MetricProvider#

class openstef_beam.evaluation.metric_providers.MetricProvider(**data: Any) None[source]

Bases: BaseConfig

Base class for forecast metric computation.

Provides a standardized interface for computing performance metrics on probabilistic forecasts. Handles processing across multiple quantiles and allows filtering to specific quantiles of interest.

Subclasses implement compute_deterministic() to provide specific metric calculations for individual quantiles. The base class handles the iteration and organization.

Example

Creating a custom metric provider

>>> from openstef_beam.evaluation.metric_providers import MetricProvider
>>> from openstef_core.types import Quantile
>>> import numpy as np
>>>
>>> class CustomMaeProvider(MetricProvider):
...     def compute_deterministic(self, y_true, y_pred, quantile):
...         return {"mae": float(np.mean(np.abs(y_true - y_pred)))}
>>>
>>> # Use with specific quantiles only
>>> provider = CustomMaeProvider(quantiles=[Quantile(0.1), Quantile(0.9)])
>>>
>>> # Or process all available quantiles
>>> provider_all = CustomMaeProvider()
Implementation guide:

Subclasses should override compute_deterministic() to return a dictionary mapping metric names to computed values for a single quantile.

For global metrics that don’t depend on individual quantiles, override compute_probabilistic() instead to process all quantiles together.

Parameters:

data (Any)

quantiles: list[Quantile] | None
__call__(subset: ForecastDataset) dict[Quantile | Literal['global'], dict[str, Annotated[float, BeforeValidator(func=_convert_none_to_nan, json_schema_input_type=PydanticUndefined)]]][source]

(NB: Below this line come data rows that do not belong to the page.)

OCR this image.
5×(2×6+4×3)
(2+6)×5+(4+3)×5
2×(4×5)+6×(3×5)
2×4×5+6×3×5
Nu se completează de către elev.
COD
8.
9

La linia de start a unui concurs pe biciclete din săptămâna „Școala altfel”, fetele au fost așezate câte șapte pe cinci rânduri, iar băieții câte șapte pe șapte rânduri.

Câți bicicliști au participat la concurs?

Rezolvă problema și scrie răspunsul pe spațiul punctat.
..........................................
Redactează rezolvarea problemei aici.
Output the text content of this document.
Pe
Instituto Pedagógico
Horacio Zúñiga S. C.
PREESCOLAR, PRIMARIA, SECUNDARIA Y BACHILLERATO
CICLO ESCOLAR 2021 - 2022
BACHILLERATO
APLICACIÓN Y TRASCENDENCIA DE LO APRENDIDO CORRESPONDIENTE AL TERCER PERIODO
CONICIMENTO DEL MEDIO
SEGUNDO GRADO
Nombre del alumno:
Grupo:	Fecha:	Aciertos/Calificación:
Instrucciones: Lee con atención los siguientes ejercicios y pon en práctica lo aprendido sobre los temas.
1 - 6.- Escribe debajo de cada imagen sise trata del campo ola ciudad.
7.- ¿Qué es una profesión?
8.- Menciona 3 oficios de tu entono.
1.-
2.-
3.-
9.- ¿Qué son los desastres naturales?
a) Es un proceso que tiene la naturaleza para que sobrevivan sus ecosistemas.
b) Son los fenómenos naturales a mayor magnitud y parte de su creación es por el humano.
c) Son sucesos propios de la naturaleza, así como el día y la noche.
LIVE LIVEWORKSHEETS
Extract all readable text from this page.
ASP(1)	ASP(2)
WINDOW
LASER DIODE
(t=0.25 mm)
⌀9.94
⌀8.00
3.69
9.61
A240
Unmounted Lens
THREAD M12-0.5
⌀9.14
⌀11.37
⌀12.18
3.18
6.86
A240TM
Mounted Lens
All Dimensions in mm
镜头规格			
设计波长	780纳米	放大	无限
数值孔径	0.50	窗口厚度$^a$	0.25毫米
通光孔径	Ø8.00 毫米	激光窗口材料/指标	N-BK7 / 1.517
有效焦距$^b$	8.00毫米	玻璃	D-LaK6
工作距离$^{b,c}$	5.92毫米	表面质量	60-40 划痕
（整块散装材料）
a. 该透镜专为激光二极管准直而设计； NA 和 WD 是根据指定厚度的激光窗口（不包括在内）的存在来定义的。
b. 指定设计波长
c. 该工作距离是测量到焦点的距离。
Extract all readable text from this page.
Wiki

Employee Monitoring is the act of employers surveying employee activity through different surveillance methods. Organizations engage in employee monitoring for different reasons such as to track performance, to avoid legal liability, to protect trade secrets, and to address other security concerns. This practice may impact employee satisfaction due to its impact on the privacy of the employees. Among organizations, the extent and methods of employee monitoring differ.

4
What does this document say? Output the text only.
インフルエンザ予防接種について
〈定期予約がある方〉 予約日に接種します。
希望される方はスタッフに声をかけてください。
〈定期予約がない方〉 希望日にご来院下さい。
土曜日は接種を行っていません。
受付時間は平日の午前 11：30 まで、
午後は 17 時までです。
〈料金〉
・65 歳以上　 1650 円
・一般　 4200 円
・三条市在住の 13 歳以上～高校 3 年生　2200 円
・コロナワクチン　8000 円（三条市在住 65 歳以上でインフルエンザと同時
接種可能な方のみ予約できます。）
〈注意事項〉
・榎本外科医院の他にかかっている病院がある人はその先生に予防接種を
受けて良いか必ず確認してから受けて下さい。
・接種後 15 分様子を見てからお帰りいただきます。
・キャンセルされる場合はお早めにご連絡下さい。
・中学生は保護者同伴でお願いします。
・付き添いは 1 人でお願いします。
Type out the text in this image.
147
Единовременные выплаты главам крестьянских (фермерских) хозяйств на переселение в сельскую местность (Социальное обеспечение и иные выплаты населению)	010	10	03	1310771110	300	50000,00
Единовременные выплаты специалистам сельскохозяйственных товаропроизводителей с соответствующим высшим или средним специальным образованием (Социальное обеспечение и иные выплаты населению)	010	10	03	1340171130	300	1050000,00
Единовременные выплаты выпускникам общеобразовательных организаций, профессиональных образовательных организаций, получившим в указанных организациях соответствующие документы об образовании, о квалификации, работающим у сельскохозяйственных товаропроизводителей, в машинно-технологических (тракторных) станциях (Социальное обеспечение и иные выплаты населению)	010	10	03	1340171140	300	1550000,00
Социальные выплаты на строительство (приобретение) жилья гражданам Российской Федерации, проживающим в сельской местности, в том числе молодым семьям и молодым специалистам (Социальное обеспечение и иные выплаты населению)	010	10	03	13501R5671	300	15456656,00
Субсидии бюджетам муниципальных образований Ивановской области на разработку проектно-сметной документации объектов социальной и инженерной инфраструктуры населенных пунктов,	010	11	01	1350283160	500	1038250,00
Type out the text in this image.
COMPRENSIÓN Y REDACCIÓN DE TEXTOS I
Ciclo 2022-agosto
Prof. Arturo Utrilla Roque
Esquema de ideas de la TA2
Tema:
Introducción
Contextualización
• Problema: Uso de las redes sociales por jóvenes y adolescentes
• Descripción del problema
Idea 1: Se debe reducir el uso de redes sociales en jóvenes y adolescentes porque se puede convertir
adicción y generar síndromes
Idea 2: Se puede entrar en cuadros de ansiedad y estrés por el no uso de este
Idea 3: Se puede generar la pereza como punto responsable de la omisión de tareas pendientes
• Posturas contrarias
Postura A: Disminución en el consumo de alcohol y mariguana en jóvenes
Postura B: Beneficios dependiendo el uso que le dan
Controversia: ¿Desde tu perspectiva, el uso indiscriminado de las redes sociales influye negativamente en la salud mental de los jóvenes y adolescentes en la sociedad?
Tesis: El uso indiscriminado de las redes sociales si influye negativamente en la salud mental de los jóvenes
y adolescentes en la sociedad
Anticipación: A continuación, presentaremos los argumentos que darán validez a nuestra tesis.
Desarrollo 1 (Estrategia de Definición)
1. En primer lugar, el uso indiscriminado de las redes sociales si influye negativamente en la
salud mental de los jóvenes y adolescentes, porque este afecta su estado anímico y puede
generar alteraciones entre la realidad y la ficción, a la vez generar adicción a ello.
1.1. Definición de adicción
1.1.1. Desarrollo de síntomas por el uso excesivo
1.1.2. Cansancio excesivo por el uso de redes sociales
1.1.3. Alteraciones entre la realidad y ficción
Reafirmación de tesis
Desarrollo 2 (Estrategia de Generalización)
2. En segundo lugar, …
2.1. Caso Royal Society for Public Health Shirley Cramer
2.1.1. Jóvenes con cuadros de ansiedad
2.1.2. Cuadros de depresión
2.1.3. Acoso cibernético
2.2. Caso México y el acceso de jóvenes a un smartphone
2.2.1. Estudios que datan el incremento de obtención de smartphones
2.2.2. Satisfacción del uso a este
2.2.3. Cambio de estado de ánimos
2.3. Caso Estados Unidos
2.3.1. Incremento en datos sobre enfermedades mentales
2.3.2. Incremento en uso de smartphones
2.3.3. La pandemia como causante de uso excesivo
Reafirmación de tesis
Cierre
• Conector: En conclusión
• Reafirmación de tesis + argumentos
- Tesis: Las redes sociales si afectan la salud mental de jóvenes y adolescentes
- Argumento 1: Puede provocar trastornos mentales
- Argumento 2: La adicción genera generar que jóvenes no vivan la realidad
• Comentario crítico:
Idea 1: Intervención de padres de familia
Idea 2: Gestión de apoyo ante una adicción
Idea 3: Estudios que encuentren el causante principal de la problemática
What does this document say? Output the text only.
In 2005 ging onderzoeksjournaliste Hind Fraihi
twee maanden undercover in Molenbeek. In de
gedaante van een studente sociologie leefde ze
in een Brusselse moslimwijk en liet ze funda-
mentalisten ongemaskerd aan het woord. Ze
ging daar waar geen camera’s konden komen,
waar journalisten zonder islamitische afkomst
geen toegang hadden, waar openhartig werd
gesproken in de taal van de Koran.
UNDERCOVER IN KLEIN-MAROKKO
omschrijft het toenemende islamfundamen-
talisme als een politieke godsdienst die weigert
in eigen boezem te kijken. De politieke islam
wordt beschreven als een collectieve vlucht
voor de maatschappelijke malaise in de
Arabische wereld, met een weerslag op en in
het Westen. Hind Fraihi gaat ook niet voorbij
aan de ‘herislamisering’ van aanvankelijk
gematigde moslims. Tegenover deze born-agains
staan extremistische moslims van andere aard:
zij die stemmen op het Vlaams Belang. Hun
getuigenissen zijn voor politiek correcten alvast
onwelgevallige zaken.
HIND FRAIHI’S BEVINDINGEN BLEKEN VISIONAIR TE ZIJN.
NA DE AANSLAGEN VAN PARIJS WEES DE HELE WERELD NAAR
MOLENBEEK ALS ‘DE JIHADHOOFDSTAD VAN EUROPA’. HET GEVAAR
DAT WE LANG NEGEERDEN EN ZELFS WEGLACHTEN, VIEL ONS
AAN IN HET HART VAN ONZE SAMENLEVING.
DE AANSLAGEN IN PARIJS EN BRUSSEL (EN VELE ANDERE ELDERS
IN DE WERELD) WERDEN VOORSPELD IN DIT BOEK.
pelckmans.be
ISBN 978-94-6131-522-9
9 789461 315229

Process an evaluation subset and return metrics.

Extracts predictions and ground truth from the subset, then computes metrics for all relevant quantiles.

Parameters:
  • subset (ForecastDataset) – Evaluation subset containing predictions and ground truth data.

  • subset

Returns:

QuantileMetricsDict mapping quantile keys to computed metric values.

Return type:

dict[Union[Quantile, Literal['global']], dict[str, float]]

compute_probabilistic(y_true: ndarray[tuple[Any, ...], dtype[floating]], y_pred: ndarray[tuple[Any, ...], dtype[floating]], quantiles: ndarray[tuple[Any, ...], dtype[floating]]) dict[Quantile | Literal['global'], dict[str, Annotated[float, BeforeValidator(func=_convert_none_to_nan, json_schema_input_type=PydanticUndefined)]]][source]

Compute probabilistic metrics computed on multiple quantile data.

Default behaviour is to call compute_deterministic for each quantile and returns the metrics prefixed by the quantile value.

Parameters:
Returns:

QuantileMetricsDict mapping quantile-prefixed metric names to computed values.

Return type:

dict[Union[Quantile, Literal['global']], dict[str, float]]

property metric_names: frozenset[str]

Declared metric names that this provider produces.

Override in subclasses to enable eager metric-name validation (e.g. in the hyperparameter tuner).

compute_deterministic(y_true: ndarray[tuple[Any, ...], dtype[floating]], y_pred: ndarray[tuple[Any, ...], dtype[floating]], quantile: float) dict[str, Annotated[float, BeforeValidator(func=_convert_none_to_nan, json_schema_input_type=PydanticUndefined)]][source]

Compute metrics for a single quantile prediction.

Must be implemented by subclasses that provide deterministic metrics (per quantile).

Parameters:
Return type:

dict[str, float]

model_config: ClassVar[ConfigDict] = {'arbitrary_types_allowed': False, 'extra': 'ignore', 'protected_namespaces': ()}

Configuration for the model, should be a dictionary conforming to [ConfigDict][pydantic.config.ConfigDict].